The problem Ubuntu has is that their kernel packages need to have the
kernel version as part of the package name, but they want to create
a simple way of upgrading from kernel to kernel without too much
special magic in the tools (as an entirely new package, a new kernel
is not an upgrade for any existing package so package managers will
just ignore it). So Ubuntu has kernel meta-packages, things like
linux-image-server
, that exist only to depend on the current specific
kernel packages. When Ubuntu releases a new kernel they release a
new version of the meta-packages that depend on the new kernel's new
package, and so upgrading your meta-package pulls in the new kernel as a
dependency.
Now suppose that you want to remove the most recent kernel version for some reason; perhaps it's no good and you're taking the easiest way to avoid having it be the default kernel that your system boots.
In an RPM-based environment you can just rpm -e
this kernel, just as
you would any other kernel that you wanted to get rid of. On Ubuntu this
fails, because the most recent kernel is a dependency of the kernel
meta-package (and you don't want to remove the meta-package). In order
to remove the most recent kernel, you need to find some way to revert to
an old version of the meta-package (one that depends on an older kernel
version).
(At this point it may be useful to point at /var/cache/apt/archives
.)
The mess with the meta-packages wouldn't be necessary if Ubuntu didn't have to give each new kernel version a completely different package version, and that wouldn't be necessary if the Debian package system allowed more than one version of a single package to be installed at once. Sadly, this single version assumption seems to be very deeply embedded in how the Debian package system stores various bits of data about packages.

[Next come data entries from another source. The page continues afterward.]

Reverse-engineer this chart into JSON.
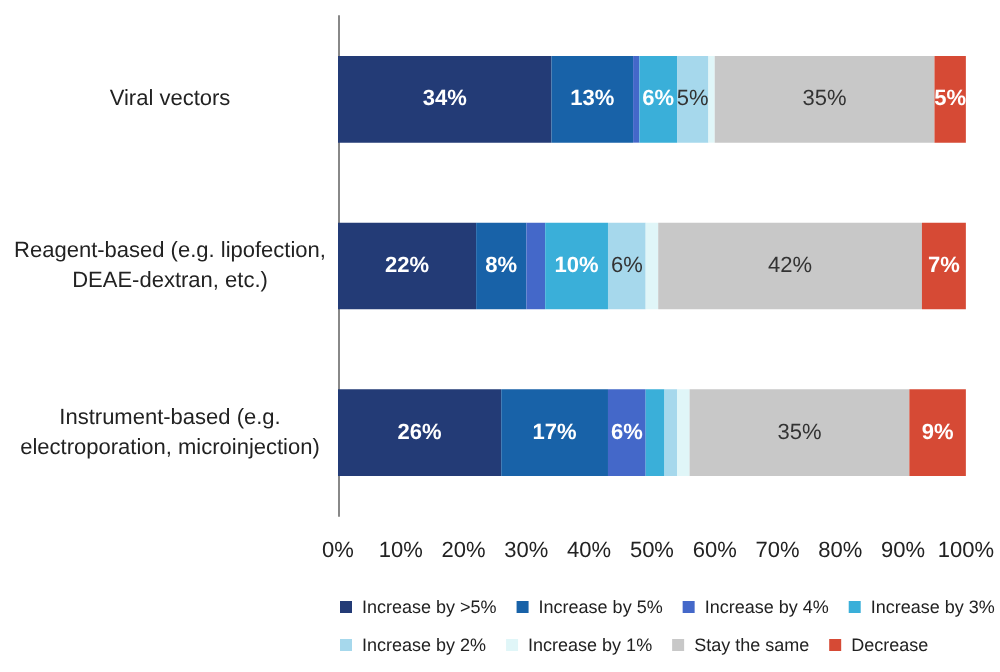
{
  "chart_data": {
    "type": "bar",
    "orientation": "horizontal",
    "stacked": true,
    "categories": [
      "Viral vectors",
      "Reagent-based (e.g. lipofection,\nDEAE-dextran, etc.)",
      "Instrument-based (e.g.\nelectroporation, microinjection)"
    ],
    "xlim": [
      0,
      100
    ],
    "xticks": [
      {
        "value": 0,
        "label": "0%"
      },
      {
        "value": 10,
        "label": "10%"
      },
      {
        "value": 20,
        "label": "20%"
      },
      {
        "value": 30,
        "label": "30%"
      },
      {
        "value": 40,
        "label": "40%"
      },
      {
        "value": 50,
        "label": "50%"
      },
      {
        "value": 60,
        "label": "60%"
      },
      {
        "value": 70,
        "label": "70%"
      },
      {
        "value": 80,
        "label": "80%"
      },
      {
        "value": 90,
        "label": "90%"
      },
      {
        "value": 100,
        "label": "100%"
      }
    ],
    "grid": false,
    "legend": "bottom",
    "series": [
      {
        "name": "Increase by >5%",
        "color": "#233b76",
        "values": [
          34,
          22,
          26
        ],
        "value_labels": [
          "34%",
          "22%",
          "26%"
        ]
      },
      {
        "name": "Increase by 5%",
        "color": "#1862a8",
        "values": [
          13,
          8,
          17
        ],
        "value_labels": [
          "13%",
          "8%",
          "17%"
        ]
      },
      {
        "name": "Increase by 4%",
        "color": "#4468c9",
        "values": [
          1,
          3,
          6
        ],
        "value_labels": [
          null,
          null,
          "6%"
        ]
      },
      {
        "name": "Increase by 3%",
        "color": "#3aafd9",
        "values": [
          6,
          10,
          3
        ],
        "value_labels": [
          "6%",
          "10%",
          null
        ]
      },
      {
        "name": "Increase by 2%",
        "color": "#a6d8ec",
        "values": [
          5,
          6,
          2
        ],
        "value_labels": [
          "5%",
          "6%",
          null
        ]
      },
      {
        "name": "Increase by 1%",
        "color": "#e0f6f8",
        "values": [
          1,
          2,
          2
        ]
      },
      {
        "name": "Stay the same",
        "color": "#c8c8c8",
        "values": [
          35,
          42,
          35
        ],
        "value_labels": [
          "35%",
          "42%",
          "35%"
        ]
      },
      {
        "name": "Decrease",
        "color": "#d64a35",
        "values": [
          5,
          7,
          9
        ],
        "value_labels": [
          "5%",
          "7%",
          "9%"
        ]
      }
    ]
  }
}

Sidebar: what happened to us
Ubuntu 10.04 has an issue where (among other things) unmounting NFS filesystems takes seconds to tens of seconds; this leads to very, very slow system reboots when you have more than 200 NFS mounts, as we do. They had a proposed kernel update that should fix this and that needed testing to verify this, so I installed it on one of our Ubuntu 10.04 test machines. In the process I also wound up installing the kernel meta-package that went with it.
Today, Ubuntu came out with a security update for the recently disclosed 32-bit emulation on 64-bit kernels local root exploit. Presumably because this was an urgent security issue, they did not release some version of the proposed kernel update but instead patched the older official 10.04 kernel. Which left me wanting to get rid of the proposed kernel update that I had installed, which is where I ran into the meta-package issue.